Suara Ibu dari arah luar membuyarkan lamunanku. “Fina, dipanggil Ayah, tuh!” “Nggih Bu, saya segera kesana...” jawabku, lantas bergegas menemui Ayah yang sedang duduk-duduk menikmati indahnya langit warna jingga dan tawa canda adikku yang paling kecil. “Ada apa, Yah?” tanyaku sembari duduk di kursi rotan panjang. “Tadi Ayah dapat kabar dari Pak Margono. Katanya, dia dapat cerita dari anaknya, siapa namanya Fin?” tanya Bapak sambil mengernyitkan dahinya. “Fahrani, Ayah...” jawabku sambil memangku Adi yang asyik memainkan rambutku. “He’eh, Fahrani. Katanya kamu ngirim tulisan lalu dimuat...” kata Bapak dengan ekspresi aneh sementara ekspresiku spontan berubah ceria. “Iya, Yah... Fina senang sekali! Tulisan Fina dibaca orang!” seruku kegirangan. “Lha, ujian akhir semester pertamamu kapan?” tanya Ayah serius. “Masih sebulan lagi, Yah! InsyaAllah Fina mau mengirimkan cerpen lagi, Yah! Siapa tahu akan dimuat lagi! Fina masih punya setumpuk cerita...” kataku bersemangat. “Iya, Ayah tahu... Setiap hari kamu nulis cerita, sampai lupa belajar!” kata Ayah sambil menyuapi Adi dengan biskuit bayi. “Menulis itu menyenangkan. Ibarat orang lapar, Fina akan kenyang setelah menulis. Fina punya impian. Kelak Fina bisa menulis buku atau novel, lalu diterbitkan oleh sebuah penerbit terkenal! Ayah..... Fina akan senang sekali!” seruku dengan ekspresi lucu. “Hush, ngawur kamu! Jangan bermimpi terlalu tinggi! Lagipula, jadi penulis untungnya apa? Iya kalau diterbitkan, lha kalau tulisanmu nggak layak terbit gimana?” tanya Ayah dengan raut muka serius.

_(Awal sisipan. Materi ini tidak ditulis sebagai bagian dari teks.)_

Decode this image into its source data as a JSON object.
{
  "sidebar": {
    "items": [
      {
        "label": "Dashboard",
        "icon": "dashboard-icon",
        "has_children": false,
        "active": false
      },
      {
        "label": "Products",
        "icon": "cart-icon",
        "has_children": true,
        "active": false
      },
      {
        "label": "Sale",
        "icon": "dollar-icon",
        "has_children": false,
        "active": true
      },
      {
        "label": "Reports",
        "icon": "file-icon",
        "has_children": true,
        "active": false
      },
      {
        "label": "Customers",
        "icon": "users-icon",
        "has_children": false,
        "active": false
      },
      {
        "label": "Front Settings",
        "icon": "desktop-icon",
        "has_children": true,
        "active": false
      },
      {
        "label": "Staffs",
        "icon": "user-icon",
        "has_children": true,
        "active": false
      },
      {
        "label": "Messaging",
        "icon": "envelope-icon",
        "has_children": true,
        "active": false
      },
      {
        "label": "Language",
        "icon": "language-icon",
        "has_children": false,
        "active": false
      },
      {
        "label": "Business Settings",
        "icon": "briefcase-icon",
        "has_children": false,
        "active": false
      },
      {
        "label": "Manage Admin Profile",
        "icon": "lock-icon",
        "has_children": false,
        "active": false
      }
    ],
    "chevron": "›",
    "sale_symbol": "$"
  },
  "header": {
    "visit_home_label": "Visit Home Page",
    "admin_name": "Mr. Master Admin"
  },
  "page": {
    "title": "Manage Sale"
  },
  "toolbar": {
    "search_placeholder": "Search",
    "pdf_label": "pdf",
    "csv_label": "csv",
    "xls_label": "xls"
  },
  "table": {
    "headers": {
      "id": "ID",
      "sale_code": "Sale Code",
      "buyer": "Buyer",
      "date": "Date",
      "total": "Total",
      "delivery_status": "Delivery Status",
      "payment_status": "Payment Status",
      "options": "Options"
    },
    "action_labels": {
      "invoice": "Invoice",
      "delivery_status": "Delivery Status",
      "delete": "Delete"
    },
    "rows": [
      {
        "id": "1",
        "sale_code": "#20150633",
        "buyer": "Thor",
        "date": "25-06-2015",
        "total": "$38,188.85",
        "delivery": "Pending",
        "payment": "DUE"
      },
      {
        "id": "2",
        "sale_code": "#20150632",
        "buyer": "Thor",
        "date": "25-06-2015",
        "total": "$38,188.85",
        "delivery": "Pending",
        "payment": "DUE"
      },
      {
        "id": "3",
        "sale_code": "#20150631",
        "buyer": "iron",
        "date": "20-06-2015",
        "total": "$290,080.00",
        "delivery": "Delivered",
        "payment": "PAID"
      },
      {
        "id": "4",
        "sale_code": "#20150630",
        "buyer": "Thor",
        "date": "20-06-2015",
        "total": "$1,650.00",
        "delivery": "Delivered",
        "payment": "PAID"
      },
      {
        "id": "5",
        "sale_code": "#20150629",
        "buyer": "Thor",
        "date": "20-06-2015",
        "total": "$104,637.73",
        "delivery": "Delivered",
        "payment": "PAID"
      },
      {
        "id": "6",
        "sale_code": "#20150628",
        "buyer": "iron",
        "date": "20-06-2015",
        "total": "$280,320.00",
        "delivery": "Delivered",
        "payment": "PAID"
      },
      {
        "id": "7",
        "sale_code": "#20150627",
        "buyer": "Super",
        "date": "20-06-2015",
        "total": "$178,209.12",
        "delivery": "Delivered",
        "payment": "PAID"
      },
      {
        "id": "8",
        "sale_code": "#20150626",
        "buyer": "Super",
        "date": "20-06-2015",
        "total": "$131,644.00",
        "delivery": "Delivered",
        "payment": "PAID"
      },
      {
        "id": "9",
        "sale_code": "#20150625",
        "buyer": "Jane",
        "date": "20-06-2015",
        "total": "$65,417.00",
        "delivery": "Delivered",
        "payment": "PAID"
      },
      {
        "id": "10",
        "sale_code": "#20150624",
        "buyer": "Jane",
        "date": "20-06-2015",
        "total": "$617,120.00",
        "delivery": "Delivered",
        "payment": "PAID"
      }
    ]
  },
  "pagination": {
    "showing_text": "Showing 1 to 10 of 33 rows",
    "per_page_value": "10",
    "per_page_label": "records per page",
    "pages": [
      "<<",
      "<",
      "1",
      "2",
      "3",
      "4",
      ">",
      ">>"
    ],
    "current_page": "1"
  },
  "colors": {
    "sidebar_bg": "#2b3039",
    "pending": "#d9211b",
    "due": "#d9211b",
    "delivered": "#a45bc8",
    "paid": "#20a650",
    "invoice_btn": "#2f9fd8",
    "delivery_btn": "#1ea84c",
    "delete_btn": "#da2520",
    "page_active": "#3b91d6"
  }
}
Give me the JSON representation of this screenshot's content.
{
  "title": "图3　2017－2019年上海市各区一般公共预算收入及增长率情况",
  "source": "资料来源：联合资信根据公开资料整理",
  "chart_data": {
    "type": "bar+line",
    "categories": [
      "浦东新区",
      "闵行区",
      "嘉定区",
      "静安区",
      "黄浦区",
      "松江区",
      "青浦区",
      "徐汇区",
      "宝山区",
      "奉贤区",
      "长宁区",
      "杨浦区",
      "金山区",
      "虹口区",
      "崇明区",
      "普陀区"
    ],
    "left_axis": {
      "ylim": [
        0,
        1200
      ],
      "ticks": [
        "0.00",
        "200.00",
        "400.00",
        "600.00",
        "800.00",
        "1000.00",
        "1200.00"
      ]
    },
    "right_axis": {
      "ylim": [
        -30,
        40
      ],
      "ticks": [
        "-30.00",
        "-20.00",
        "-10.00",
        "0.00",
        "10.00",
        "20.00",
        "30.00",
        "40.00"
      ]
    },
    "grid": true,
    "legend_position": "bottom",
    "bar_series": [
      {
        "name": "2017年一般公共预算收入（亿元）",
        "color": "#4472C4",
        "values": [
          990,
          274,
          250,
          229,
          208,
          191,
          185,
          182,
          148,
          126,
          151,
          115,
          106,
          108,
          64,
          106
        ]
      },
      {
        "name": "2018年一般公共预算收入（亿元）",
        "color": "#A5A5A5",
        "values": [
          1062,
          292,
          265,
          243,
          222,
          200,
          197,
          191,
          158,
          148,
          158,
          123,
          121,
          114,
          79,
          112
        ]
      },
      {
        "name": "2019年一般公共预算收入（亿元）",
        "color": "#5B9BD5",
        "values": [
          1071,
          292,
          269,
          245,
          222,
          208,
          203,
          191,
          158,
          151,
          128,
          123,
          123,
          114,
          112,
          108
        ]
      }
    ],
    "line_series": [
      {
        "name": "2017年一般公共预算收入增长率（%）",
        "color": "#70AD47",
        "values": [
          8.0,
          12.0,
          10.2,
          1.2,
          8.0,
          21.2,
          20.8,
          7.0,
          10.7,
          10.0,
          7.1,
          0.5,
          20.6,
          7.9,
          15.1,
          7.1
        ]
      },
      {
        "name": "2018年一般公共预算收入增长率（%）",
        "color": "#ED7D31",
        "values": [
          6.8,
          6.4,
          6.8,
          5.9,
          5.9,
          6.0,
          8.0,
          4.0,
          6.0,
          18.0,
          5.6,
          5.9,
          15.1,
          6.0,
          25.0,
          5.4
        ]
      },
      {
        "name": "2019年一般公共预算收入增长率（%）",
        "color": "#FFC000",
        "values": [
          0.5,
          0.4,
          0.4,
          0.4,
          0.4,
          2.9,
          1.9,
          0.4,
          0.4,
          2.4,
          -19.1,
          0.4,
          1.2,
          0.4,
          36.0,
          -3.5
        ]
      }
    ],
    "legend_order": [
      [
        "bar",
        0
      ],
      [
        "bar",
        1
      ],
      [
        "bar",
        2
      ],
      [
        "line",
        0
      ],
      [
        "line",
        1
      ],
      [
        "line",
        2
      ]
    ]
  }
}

Mendengar komentarnya barusan, aku jadi tahu kalau Ayah kurang menyukai hobiku. Tapi, biarkan saja Ayah seperti itu... Yang pasti, aku akan terus menulis.

...

Seminggu kemudian, seseorang mengantar paket ke rumahku. Ada namaku di bungkusnya. Isinya adalah jam dinding berbentuk Hello Kitty yang begitu unik di mataku. Aku tersenyum senang setelah jam dinding itu terpasang rapi di dinding kamarku. “Cuma jam dinding seperti itu saja, senangnyaaaaa bukan main..” kata Ayah mengejekku sambil tersenyum. “Jamnya bagus, Yah... Unik... Warnanya juga bagus!” kataku sambil memandangi Hello Kitty yang lucu. “Kapan-kapan Ayah akan membelikanmu yang lebih bagus...” katanya kemudian. “Bener lho, Yah!” kataku sambil tersenyum menatapnya. Tanpa kuduga, Ayah mendekat dan memegang pundak serta menatapku. “Belajarlah yang rajin, nak! Biar kelak kau bisa menjadi Guru atau Ekonom atau Akuntan yang sukses. Ayah sangat bangga kepadamu. Apalagi melihat nilai-nilaimu selama ini selalu bagus. Ayah yakin kelak kamu akan sukses. Jangan biarkan cerpen-cerpenmu merusak masa depanmu... Fokus Nak, fokus pada kesuksesan hidupmu!” Aku mendengarkan kata-kata ayah tadi dengan baik. Aku tahu, Ayah menginginkanku untuk menjadi yang terbaik. Sejenak kemudian, aku mengambil buku harianku, lantas menulis sebuah puisi sederhana.

Hello Kitty

Halo Ayah, Lihatlah... hari ini sebuah jariku telah patah oleh kata-kata harapanmu... Padahal di setiap jariku ada pena

Maaf Ayah, Aku akan terus menulis Meski hanya dengan sembilan mata pena Kumohon jangan kau patahkan lagi

Sesungguhnya aku sangat tersinggung saat Ayah mengejek jam Hello Kitty-ku, tapi aku tidak pernah menampakkannya. Ayah tidak hanya mengejek jam dindingku, Ayah mengejek karyaku...

...

Kami mengikuti kegiatan rutin yang wajib diikuti setiap hari Kamis, kerjabakti. Apalagi Ujian Akhir Semester Satu kurang seminggu lagi. Agar ujian berjalan lancar, kelas dan lingkungan sekolah dibersihkan dan dirapikan.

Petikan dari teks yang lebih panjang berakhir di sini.